Case counts are well below early January, when the state set a new high mark with more than 20,000 confirmed cases of COVID-19 per day.
In Michigan, variants of the virus have moved at a high rate, proving more contagious than past variants and infecting unvaccinated and vaccinated residents.
A new iteration of the omicron variant, BA.5, now is the dominant strain across the country, thanks to its elusiveness when encountering the human immune system.
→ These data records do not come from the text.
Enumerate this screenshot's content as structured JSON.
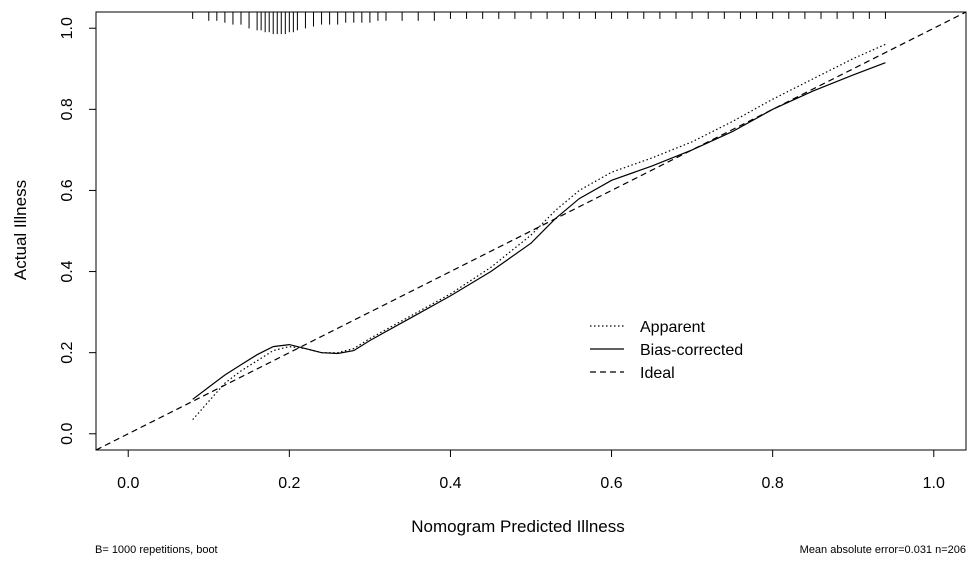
{
  "chart_data": {
    "type": "line",
    "title": "",
    "xlabel": "Nomogram Predicted Illness",
    "ylabel": "Actual Illness",
    "xlim": [
      -0.04,
      1.04
    ],
    "ylim": [
      -0.04,
      1.04
    ],
    "xticks": [
      0.0,
      0.2,
      0.4,
      0.6,
      0.8,
      1.0
    ],
    "xtick_labels": [
      "0.0",
      "0.2",
      "0.4",
      "0.6",
      "0.8",
      "1.0"
    ],
    "yticks": [
      0.0,
      0.2,
      0.4,
      0.6,
      0.8,
      1.0
    ],
    "ytick_labels": [
      "0.0",
      "0.2",
      "0.4",
      "0.6",
      "0.8",
      "1.0"
    ],
    "grid": false,
    "legend_position": "lower-right",
    "series": [
      {
        "name": "Apparent",
        "line_style": "dotted",
        "points": [
          [
            0.08,
            0.035
          ],
          [
            0.1,
            0.08
          ],
          [
            0.12,
            0.125
          ],
          [
            0.14,
            0.155
          ],
          [
            0.16,
            0.18
          ],
          [
            0.18,
            0.205
          ],
          [
            0.2,
            0.215
          ],
          [
            0.22,
            0.21
          ],
          [
            0.24,
            0.2
          ],
          [
            0.26,
            0.2
          ],
          [
            0.28,
            0.21
          ],
          [
            0.3,
            0.235
          ],
          [
            0.35,
            0.29
          ],
          [
            0.4,
            0.345
          ],
          [
            0.45,
            0.41
          ],
          [
            0.5,
            0.49
          ],
          [
            0.53,
            0.55
          ],
          [
            0.56,
            0.6
          ],
          [
            0.6,
            0.645
          ],
          [
            0.65,
            0.68
          ],
          [
            0.7,
            0.72
          ],
          [
            0.75,
            0.77
          ],
          [
            0.8,
            0.825
          ],
          [
            0.85,
            0.875
          ],
          [
            0.9,
            0.925
          ],
          [
            0.94,
            0.96
          ]
        ]
      },
      {
        "name": "Bias-corrected",
        "line_style": "solid",
        "points": [
          [
            0.08,
            0.085
          ],
          [
            0.1,
            0.115
          ],
          [
            0.12,
            0.145
          ],
          [
            0.14,
            0.17
          ],
          [
            0.16,
            0.195
          ],
          [
            0.18,
            0.215
          ],
          [
            0.2,
            0.22
          ],
          [
            0.22,
            0.21
          ],
          [
            0.24,
            0.2
          ],
          [
            0.26,
            0.198
          ],
          [
            0.28,
            0.205
          ],
          [
            0.3,
            0.23
          ],
          [
            0.35,
            0.285
          ],
          [
            0.4,
            0.34
          ],
          [
            0.45,
            0.4
          ],
          [
            0.5,
            0.47
          ],
          [
            0.53,
            0.53
          ],
          [
            0.56,
            0.58
          ],
          [
            0.6,
            0.625
          ],
          [
            0.65,
            0.66
          ],
          [
            0.7,
            0.7
          ],
          [
            0.75,
            0.745
          ],
          [
            0.8,
            0.8
          ],
          [
            0.85,
            0.845
          ],
          [
            0.9,
            0.885
          ],
          [
            0.94,
            0.915
          ]
        ]
      },
      {
        "name": "Ideal",
        "line_style": "dashed",
        "points": [
          [
            -0.04,
            -0.04
          ],
          [
            1.04,
            1.04
          ]
        ]
      }
    ],
    "rug_x": [
      0.08,
      0.1,
      0.11,
      0.12,
      0.13,
      0.14,
      0.15,
      0.16,
      0.165,
      0.17,
      0.175,
      0.18,
      0.185,
      0.19,
      0.195,
      0.2,
      0.205,
      0.21,
      0.22,
      0.23,
      0.24,
      0.25,
      0.26,
      0.27,
      0.28,
      0.29,
      0.3,
      0.31,
      0.32,
      0.34,
      0.36,
      0.38,
      0.4,
      0.42,
      0.44,
      0.46,
      0.48,
      0.5,
      0.52,
      0.54,
      0.56,
      0.58,
      0.6,
      0.62,
      0.64,
      0.66,
      0.68,
      0.7,
      0.72,
      0.74,
      0.76,
      0.78,
      0.8,
      0.82,
      0.84,
      0.86,
      0.88,
      0.9,
      0.92,
      0.94
    ],
    "rug_counts": [
      1,
      2,
      2,
      3,
      4,
      4,
      6,
      7,
      7,
      8,
      8,
      9,
      9,
      9,
      9,
      8,
      8,
      7,
      6,
      5,
      4,
      4,
      4,
      3,
      3,
      3,
      3,
      2,
      2,
      2,
      2,
      2,
      1,
      1,
      1,
      1,
      1,
      1,
      1,
      1,
      1,
      1,
      1,
      1,
      1,
      1,
      1,
      1,
      1,
      1,
      1,
      1,
      1,
      1,
      1,
      1,
      1,
      1,
      1,
      1
    ],
    "footnote_left": "B= 1000 repetitions, boot",
    "footnote_right": "Mean absolute error=0.031 n=206"
  }
}
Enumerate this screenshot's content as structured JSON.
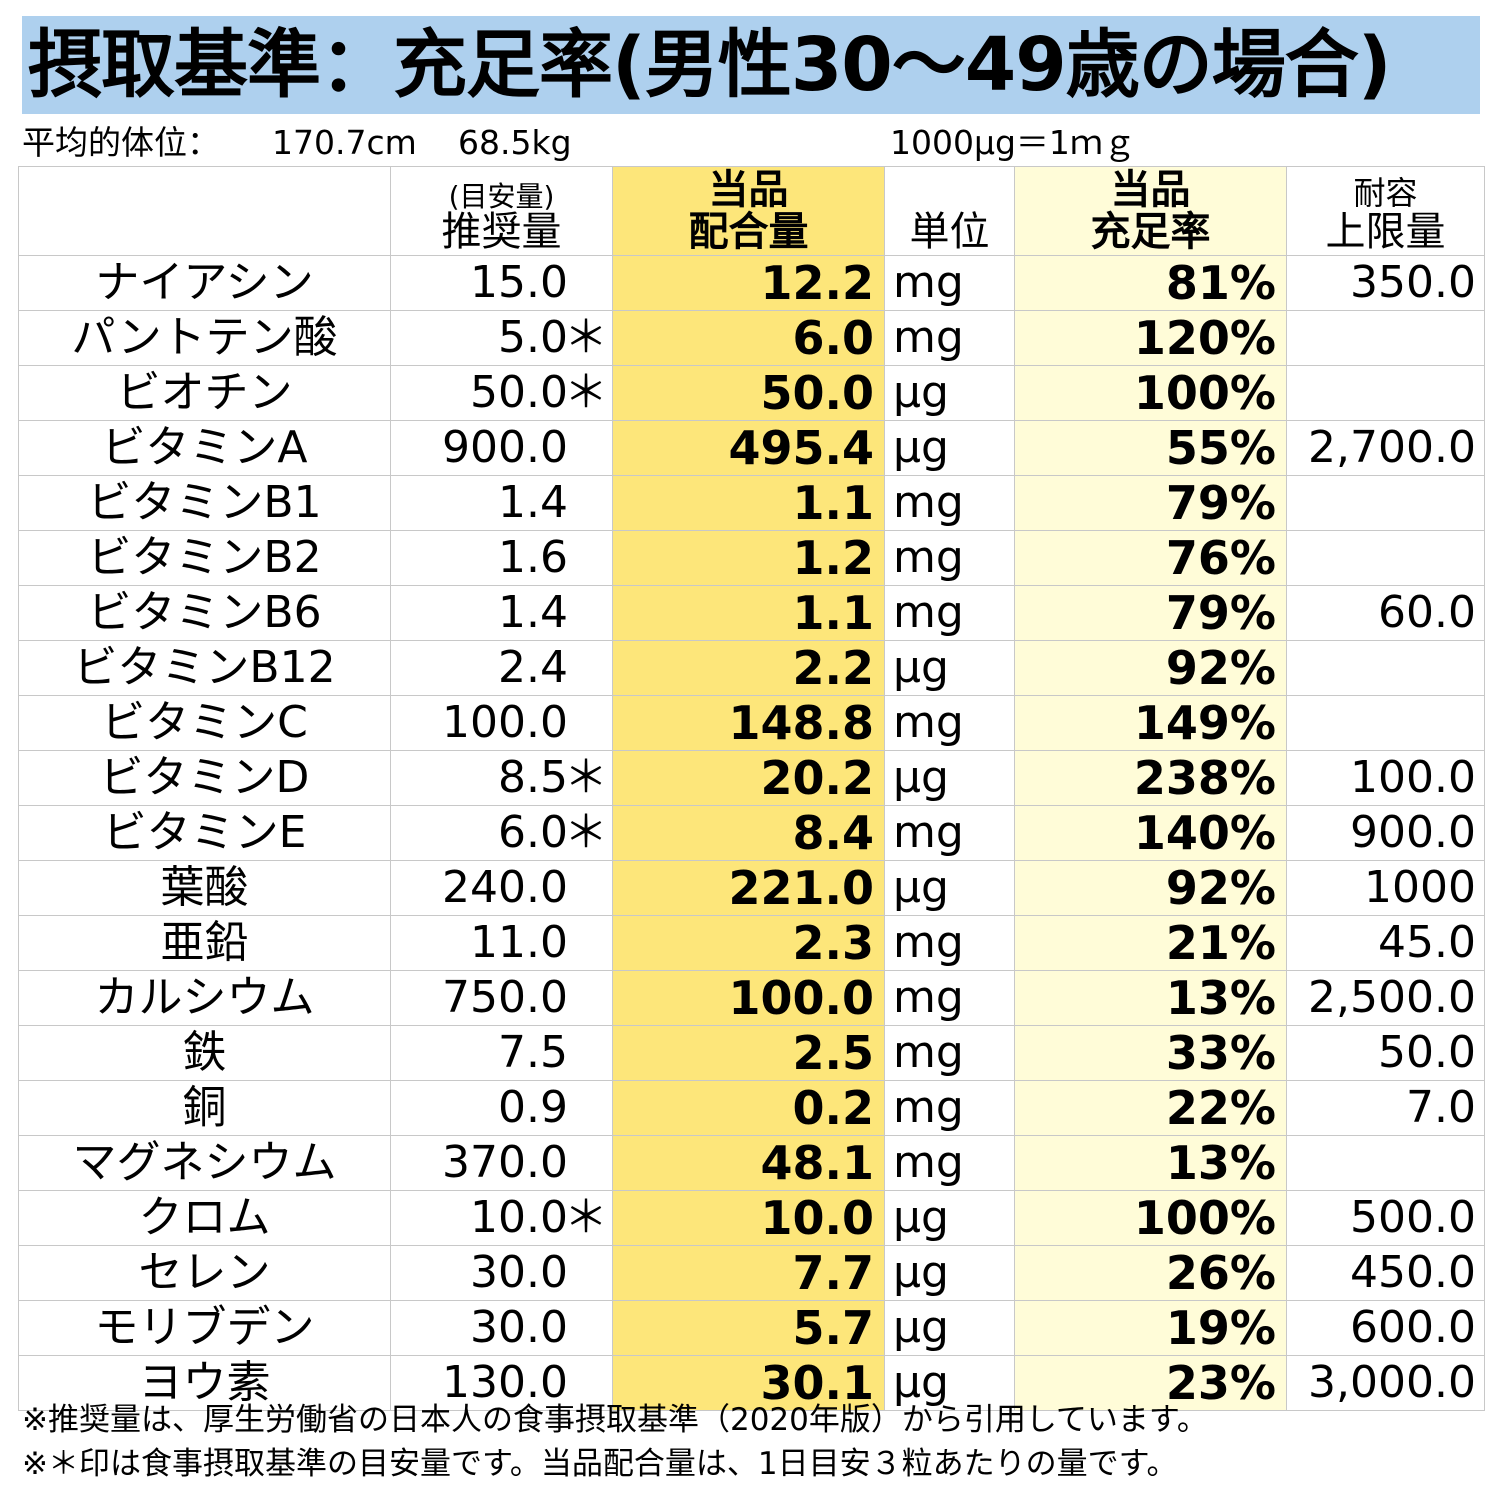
{
  "title": "摂取基準：充足率(男性30～49歳の場合)",
  "info": {
    "avg_label": "平均的体位：",
    "height": "170.7cm",
    "weight": "68.5kg",
    "conversion": "1000μg＝1ｍｇ"
  },
  "header": {
    "recommended_sub": "(目安量)",
    "recommended": "推奨量",
    "amount_line1": "当品",
    "amount_line2": "配合量",
    "unit": "単位",
    "rate_line1": "当品",
    "rate_line2": "充足率",
    "upper_line1": "耐容",
    "upper_line2": "上限量"
  },
  "rows": [
    {
      "name": "ナイアシン",
      "rec": "15.0",
      "ast": "",
      "amount": "12.2",
      "unit": "mg",
      "rate": "81%",
      "upper": "350.0"
    },
    {
      "name": "パントテン酸",
      "rec": "5.0",
      "ast": "＊",
      "amount": "6.0",
      "unit": "mg",
      "rate": "120%",
      "upper": ""
    },
    {
      "name": "ビオチン",
      "rec": "50.0",
      "ast": "＊",
      "amount": "50.0",
      "unit": "μg",
      "rate": "100%",
      "upper": ""
    },
    {
      "name": "ビタミンA",
      "rec": "900.0",
      "ast": "",
      "amount": "495.4",
      "unit": "μg",
      "rate": "55%",
      "upper": "2,700.0"
    },
    {
      "name": "ビタミンB1",
      "rec": "1.4",
      "ast": "",
      "amount": "1.1",
      "unit": "mg",
      "rate": "79%",
      "upper": ""
    },
    {
      "name": "ビタミンB2",
      "rec": "1.6",
      "ast": "",
      "amount": "1.2",
      "unit": "mg",
      "rate": "76%",
      "upper": ""
    },
    {
      "name": "ビタミンB6",
      "rec": "1.4",
      "ast": "",
      "amount": "1.1",
      "unit": "mg",
      "rate": "79%",
      "upper": "60.0"
    },
    {
      "name": "ビタミンB12",
      "rec": "2.4",
      "ast": "",
      "amount": "2.2",
      "unit": "μg",
      "rate": "92%",
      "upper": ""
    },
    {
      "name": "ビタミンC",
      "rec": "100.0",
      "ast": "",
      "amount": "148.8",
      "unit": "mg",
      "rate": "149%",
      "upper": ""
    },
    {
      "name": "ビタミンD",
      "rec": "8.5",
      "ast": "＊",
      "amount": "20.2",
      "unit": "μg",
      "rate": "238%",
      "upper": "100.0"
    },
    {
      "name": "ビタミンE",
      "rec": "6.0",
      "ast": "＊",
      "amount": "8.4",
      "unit": "mg",
      "rate": "140%",
      "upper": "900.0"
    },
    {
      "name": "葉酸",
      "rec": "240.0",
      "ast": "",
      "amount": "221.0",
      "unit": "μg",
      "rate": "92%",
      "upper": "1000"
    },
    {
      "name": "亜鉛",
      "rec": "11.0",
      "ast": "",
      "amount": "2.3",
      "unit": "mg",
      "rate": "21%",
      "upper": "45.0"
    },
    {
      "name": "カルシウム",
      "rec": "750.0",
      "ast": "",
      "amount": "100.0",
      "unit": "mg",
      "rate": "13%",
      "upper": "2,500.0"
    },
    {
      "name": "鉄",
      "rec": "7.5",
      "ast": "",
      "amount": "2.5",
      "unit": "mg",
      "rate": "33%",
      "upper": "50.0"
    },
    {
      "name": "銅",
      "rec": "0.9",
      "ast": "",
      "amount": "0.2",
      "unit": "mg",
      "rate": "22%",
      "upper": "7.0"
    },
    {
      "name": "マグネシウム",
      "rec": "370.0",
      "ast": "",
      "amount": "48.1",
      "unit": "mg",
      "rate": "13%",
      "upper": ""
    },
    {
      "name": "クロム",
      "rec": "10.0",
      "ast": "＊",
      "amount": "10.0",
      "unit": "μg",
      "rate": "100%",
      "upper": "500.0"
    },
    {
      "name": "セレン",
      "rec": "30.0",
      "ast": "",
      "amount": "7.7",
      "unit": "μg",
      "rate": "26%",
      "upper": "450.0"
    },
    {
      "name": "モリブデン",
      "rec": "30.0",
      "ast": "",
      "amount": "5.7",
      "unit": "μg",
      "rate": "19%",
      "upper": "600.0"
    },
    {
      "name": "ヨウ素",
      "rec": "130.0",
      "ast": "",
      "amount": "30.1",
      "unit": "μg",
      "rate": "23%",
      "upper": "3,000.0"
    }
  ],
  "footnotes": [
    "※推奨量は、厚生労働省の日本人の食事摂取基準（2020年版）から引用しています。",
    "※＊印は食事摂取基準の目安量です。当品配合量は、1日目安３粒あたりの量です。"
  ],
  "colors": {
    "title_bg": "#aed0ee",
    "amount_column_bg": "#fde67a",
    "rate_column_bg": "#fffcd8",
    "grid_line": "#c8c8c8"
  }
}
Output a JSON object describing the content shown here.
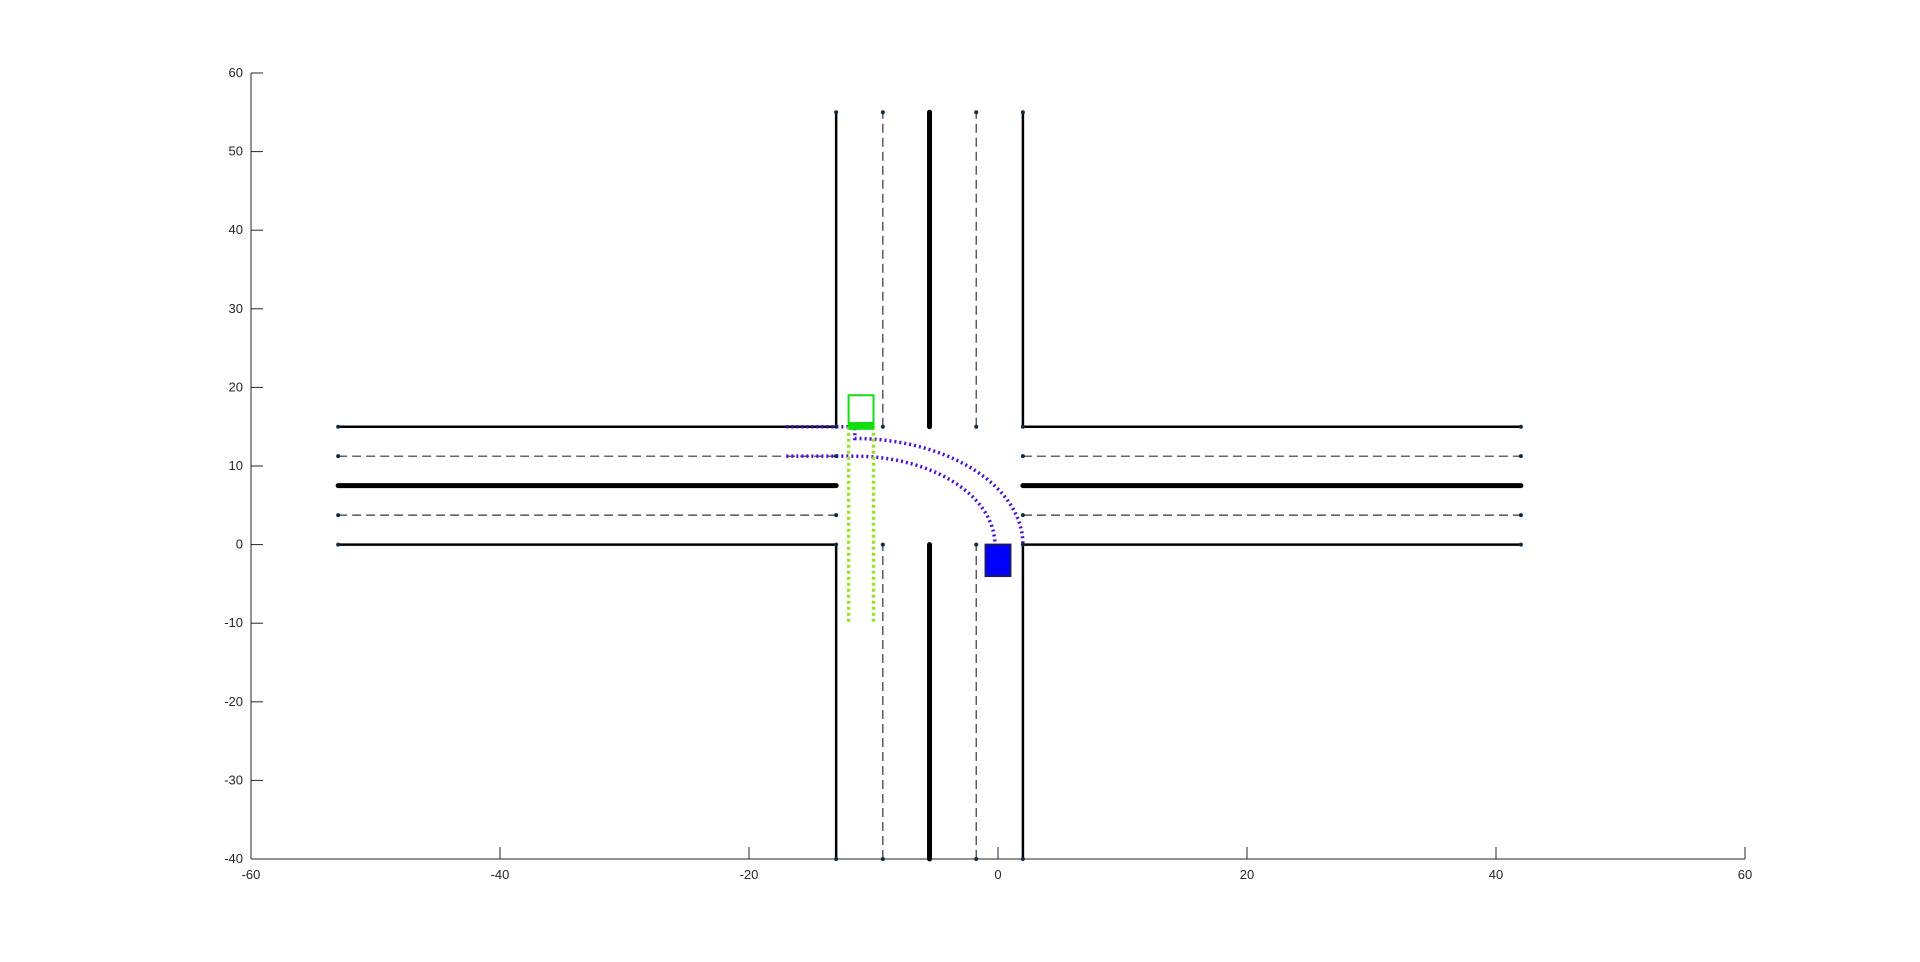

The size of that wave is unclear because most people are testing at home or not testing at all.
Antibodies from vaccines and previous COVID-19 infections offer limited protection against BA.5, leading experts to call it “the worst version of the virus that we’ve seen.”
In Michigan, 319 cases of a rare inflammatory condition in children linked with the coronavirus have been reported to the CDC. About 63% of kids with the syndrome are admitted to intensive care units, and there have been five deaths.
As of Monday, 35 outbreaks were reported over the prior week, 30 of which were reported in long-term care facilities. The state is tracking 391 ongoing outbreak cases.
About 69% of state residents, or 6.9 million, have received their first doses of a vaccine, and more than 60% are fully vaccinated. More than 254,000 children ages 5-11 in Michigan, or 31%, have received their first dose of the vaccine.
More than 3.5 million individuals, or 38% of the eligible population, have received a vaccine booster.